Lettre ouverte à ma ministre
Madame la Ministre,
Une nouvelle fois le médicament est mis à contribution dans le PLFSS 2013, et cette contribution excessive est encore un mauvais coup porté à l’économie officinale qui subit depuis 2010 son troisième plan de réduction de prix. Le niveau des économies demandées dans ce nouveau plan va accélérer les pertes d’emplois entamées en 2008, réduisant ainsi à néant les créations consécutives à la mise en place du droit de substitution en 2000.
Si le rapport de l’IGAS sur la rémunération des pharmaciens publié en juin 2011 a constaté la stagnation si ce n’est la régression des bénéfices des PME officinales de 2000 à 2006, ce rapport a oublié de signaler que cette stagnation est essentiellement due à la politique d’embauche des pharmaciens qui ont utilisé les remises supplémentaires obtenues grâce aux génériques pour embaucher et faire augmenter les effectifs de près de 15% sur cette période.
De 2001 à 2006 la création moyenne a été de 2 500 emplois supplémentaires par an avec une pointe de 4 500 emplois en 2001 consécutive à la mise en place des 35 heures, mais après une stagnation de 2 ans le réseau officinal a commencé à perdre des emplois à partir de l’année 2008.
Cette inversion de tendance est due aux difficultés de plus en plus importantes rencontrées par les pharmaciens pour substituer, entrainant de facto une baisse du niveau des remises fatale à leur politique de l’emploi.
L’opposition latente du corps médical aux médicaments génériques, qui ne peut s’expliquer que par le manque de formation sur le médicament et la méconnaissance qui s’en suit, a introduit un doute sur l’efficacité et la qualité des médicaments génériques au niveau des malades.

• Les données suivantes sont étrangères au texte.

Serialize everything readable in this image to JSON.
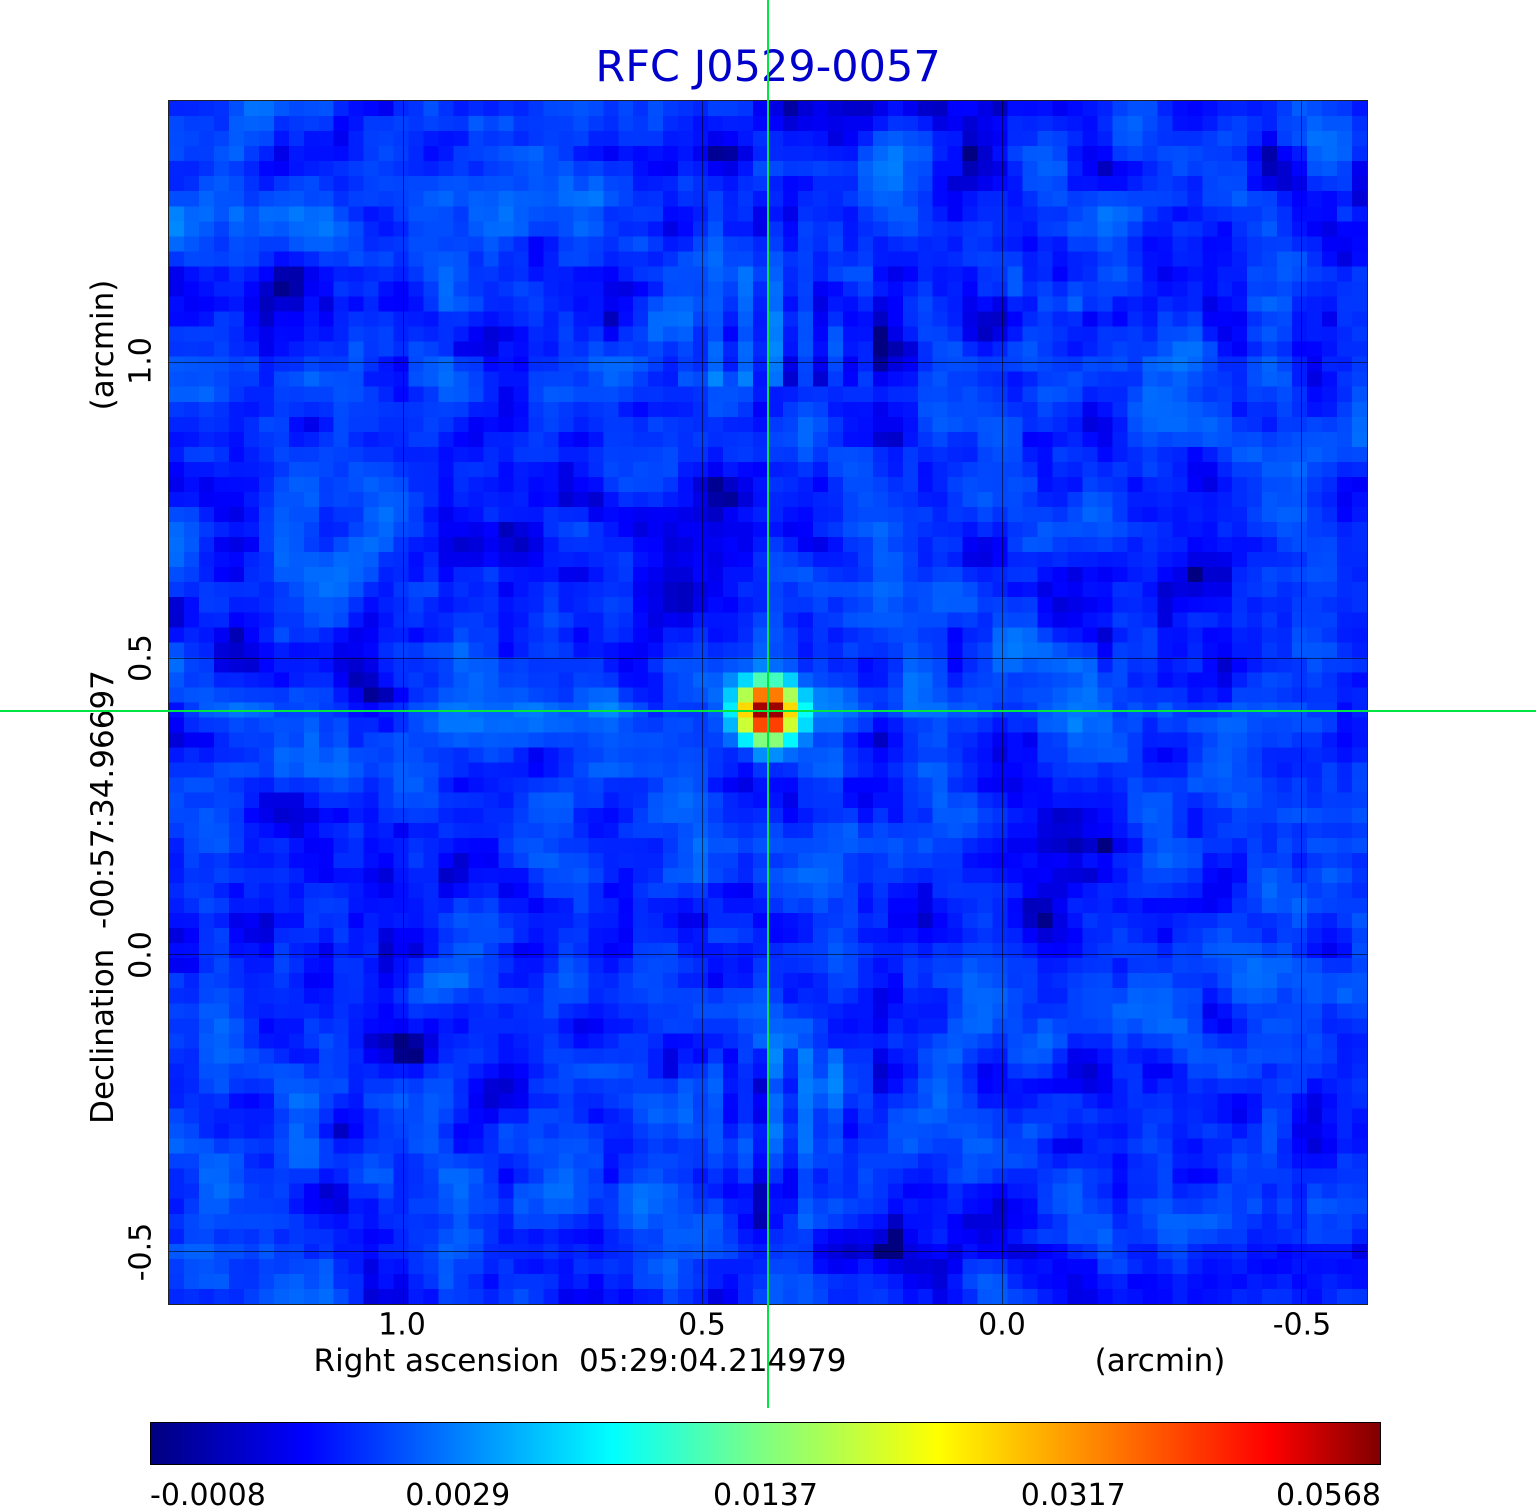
{
  "title": "RFC J0529-0057",
  "chart_data": {
    "type": "heatmap",
    "title": "RFC J0529-0057",
    "title_color": "#0000cd",
    "xlabel": "Right ascension  05:29:04.214979",
    "xunit": "(arcmin)",
    "ylabel": "Declination  -00:57:34.96697",
    "yunit": "(arcmin)",
    "x_ticks": [
      1.0,
      0.5,
      0.0,
      -0.5
    ],
    "x_tick_labels": [
      "1.0",
      "0.5",
      "0.0",
      "-0.5"
    ],
    "y_ticks": [
      1.0,
      0.5,
      0.0,
      -0.5
    ],
    "y_tick_labels": [
      "1.0",
      "0.5",
      "0.0",
      "-0.5"
    ],
    "x_range": [
      1.39,
      -0.61
    ],
    "y_range": [
      1.44,
      -0.59
    ],
    "grid": true,
    "grid_color": "rgba(0,0,0,0.55)",
    "source": {
      "ra_arcmin": 0.39,
      "dec_arcmin": 0.41,
      "peak": 0.0568,
      "sigma_arcmin": 0.028
    },
    "crosshair": {
      "ra_arcmin": 0.39,
      "dec_arcmin": 0.41,
      "color": "#00e544"
    },
    "noise": {
      "mean": 0.0009,
      "sigma": 0.00085,
      "seed": 20529,
      "cells": 80
    },
    "colorbar": {
      "vmin": -0.0008,
      "vmax": 0.0568,
      "scale": "sqrt",
      "colormap": "jet",
      "ticks": [
        -0.0008,
        0.0029,
        0.0137,
        0.0317,
        0.0568
      ],
      "tick_labels": [
        "-0.0008",
        "0.0029",
        "0.0137",
        "0.0317",
        "0.0568"
      ],
      "stops": [
        {
          "t": 0.0,
          "c": "#000080"
        },
        {
          "t": 0.125,
          "c": "#0000ff"
        },
        {
          "t": 0.375,
          "c": "#00ffff"
        },
        {
          "t": 0.5,
          "c": "#80ff80"
        },
        {
          "t": 0.64,
          "c": "#ffff00"
        },
        {
          "t": 0.91,
          "c": "#ff0000"
        },
        {
          "t": 1.0,
          "c": "#800000"
        }
      ]
    }
  }
}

Le manque d’investissement des médecins dans la politique des génériques a fait reculer le taux de substitution privant ainsi le réseau officinal de la valeur ajoutée nécessaire pour continuer à embaucher. Depuis 2007 les différents PLFSS ont apporté leurs lots de mesures comme les boîtes trimestrielles, les TFR, les baisses de prix ou l’augmentation de la décote des génériques qui, associées à la baisse de la substitution, ont abouti à une baisse de rentabilité, l’IGAS et l’IGF relevant dans leur rapport commun sur la maîtrise de l’ONDAM que l’EBE des PME officinales avait perdu prés de 5 points en 3 ans. Les revenus des pharmaciens sont les bénéfices de leur PME et en diminuant la valeur ajoutée apportée on prive les pharmaciens chefs d’entreprises de toute possibilité d’investir et de maintenir le niveau de l’emploi comme toutes les PME confrontées à une crise économique.
En agissant à la fois sur les prix et les volumes le PLFSS 2013 va engendrer une nouvelle perte de marge, et si ce plan est voté en l’état, l’année 2013 sera peut-être l’année record pour la pharmacie en termes de perte d’emplois comme l’année 2001 l’avait été pour la création.
25% des ordonnances que nous dispensons nous apportent une rémunération moyenne de 22 € et 75% une rémunération moyenne de 6,50 €, la rémunération moyenne globale étant actuellement de 10,40 €, point mort de la rentabilité des ordonnances, ce qui signifie que 75% de nos dispensations n’atteignent pas le seuil de rentabilité.
90% de la progression des dépenses de santé sont dues aux malades en ALD dont le nombre suit une progression moyenne de 3,8% par an du fait du vieillissement de la population, ce qui se traduit pour la pharmacie par une augmentation du nombre des ordonnances à forte rémunération qui contribue au maintien précaire de l’équilibre économique officinal.
En faisant supporter aux médicaments les plus chers la totalité des économies, on diminue le niveau des rémunérations les plus fortes, les plus faibles ne variant pas. Si pour le PLFSS le médicament est la variable d’ajustement, pour la pharmacie cette variable d’ajustement est l’emploi, et les pertes d’emplois provoquées par les derniers PLFSS ont diminué la qualité de la prise en charge des ordonnances les plus compliquées dont le nombre est justement en progression.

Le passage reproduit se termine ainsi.